There is a second category which I might describe as a coercive sentence where the contemnor has been ordered to do something and is refusing to do it. Of course, a sentence in that case has a punitive element since he has to be punished for having failed to do so up to the moment of the court hearing, but, nevertheless, it also has a coercive element”.
  1. The point that I notice in that extract, is the observation, in the context of a committal aimed at punishing the contemnor, that “In fixing the sentence there can well be an element of deterrence … to deter others from doing it”. Butler Sloss LJ agreed with Lord Donaldson MR’s judgment.
  2. In Delaney, the Court of Appeal (Sir Thomas Bingham MR, with whom Balcombe LJ agreed) emphasised, at p. 394C, that ” … the enforcement of orders is the prime object and the personal circumstances of the contemnor are a relatively minor consideration”.
  3. I also note that very recently, on 13.7.11, in (1) Edward Nield (2) Acromas Insurance Co Ltd v (1) Graham Loveday (2) Susan Loveday(Lawtel updates 14.7.11), the Disional Court (Sir Anthony May (President QB) and Keith J) imposed a 9 month immediate custodial sentence on GL for verifying, by statements of truth, false information in Particulars of Claim and a witness statement by which he exaggerated the basis for and value of a personal injuries claim. This sentence took into account that the dishonesty was unmasked before trial of the claim with the result that the action settled on terms whereby the costs paid by GL exceeded the amount of the agreed damages. Thus, before the committal proceedings, GL had lost rather than profited by his attempted deceit. However, throughout the committal proceedings and notwithstanding compelling evidence, GL had not admitted his contempt; moreover, before signing statements of truth GL’s solicitor had warned him and SL that the making of a false statement of truth might lead to imprisonment. By contrast, SL was afforded credit for admitting her contempt, in knowingly making a false statement of truth to verify a false witness statement, and she benefited from several good character references. SL was sentenced to 6 months imprisonment suspended for 18 months.
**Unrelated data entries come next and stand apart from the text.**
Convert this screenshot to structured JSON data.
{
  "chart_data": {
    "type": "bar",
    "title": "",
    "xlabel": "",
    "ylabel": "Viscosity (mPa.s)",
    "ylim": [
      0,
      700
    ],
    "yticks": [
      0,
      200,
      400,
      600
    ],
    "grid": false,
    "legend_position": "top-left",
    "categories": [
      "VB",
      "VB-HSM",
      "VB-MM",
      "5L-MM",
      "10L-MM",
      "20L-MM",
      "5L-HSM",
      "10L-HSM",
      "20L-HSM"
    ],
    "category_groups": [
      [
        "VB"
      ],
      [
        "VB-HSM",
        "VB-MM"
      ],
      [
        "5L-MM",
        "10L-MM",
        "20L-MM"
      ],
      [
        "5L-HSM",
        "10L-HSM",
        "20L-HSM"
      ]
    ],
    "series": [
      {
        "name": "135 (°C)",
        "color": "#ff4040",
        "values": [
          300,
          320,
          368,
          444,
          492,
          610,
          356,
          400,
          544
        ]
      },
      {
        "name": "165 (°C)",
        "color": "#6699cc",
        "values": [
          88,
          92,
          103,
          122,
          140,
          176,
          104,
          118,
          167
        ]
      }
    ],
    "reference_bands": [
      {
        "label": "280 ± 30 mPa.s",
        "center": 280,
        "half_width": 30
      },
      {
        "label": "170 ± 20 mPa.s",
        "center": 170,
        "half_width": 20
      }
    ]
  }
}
THE COURT’S APPROACH TO THE APPLICATION

Purging contempt ~ approach to the application

  1. The court should and will remind itself (1) of the principles and facts upon and by reference to which it considered and determined the original sentence; and, (2) that, on an application to purge following a contempt in the face of the court, the court should, as Mr Singh reminds me, consider afresh the sentence imposed with a view to deciding afresh whether it is absolutely necessary that the contemnor serves the remainder of the unexpired term. This must be done in the light of (a) the contemnor’s affidavit and/or oral evidence in support of the application to purge, (b) the contemnor having by then experienced prison, possibly for the first time, and the duration and circumstances of that experience, (c) the principles referred to above, and (d) any further facts and matters urged on the court during the hearing.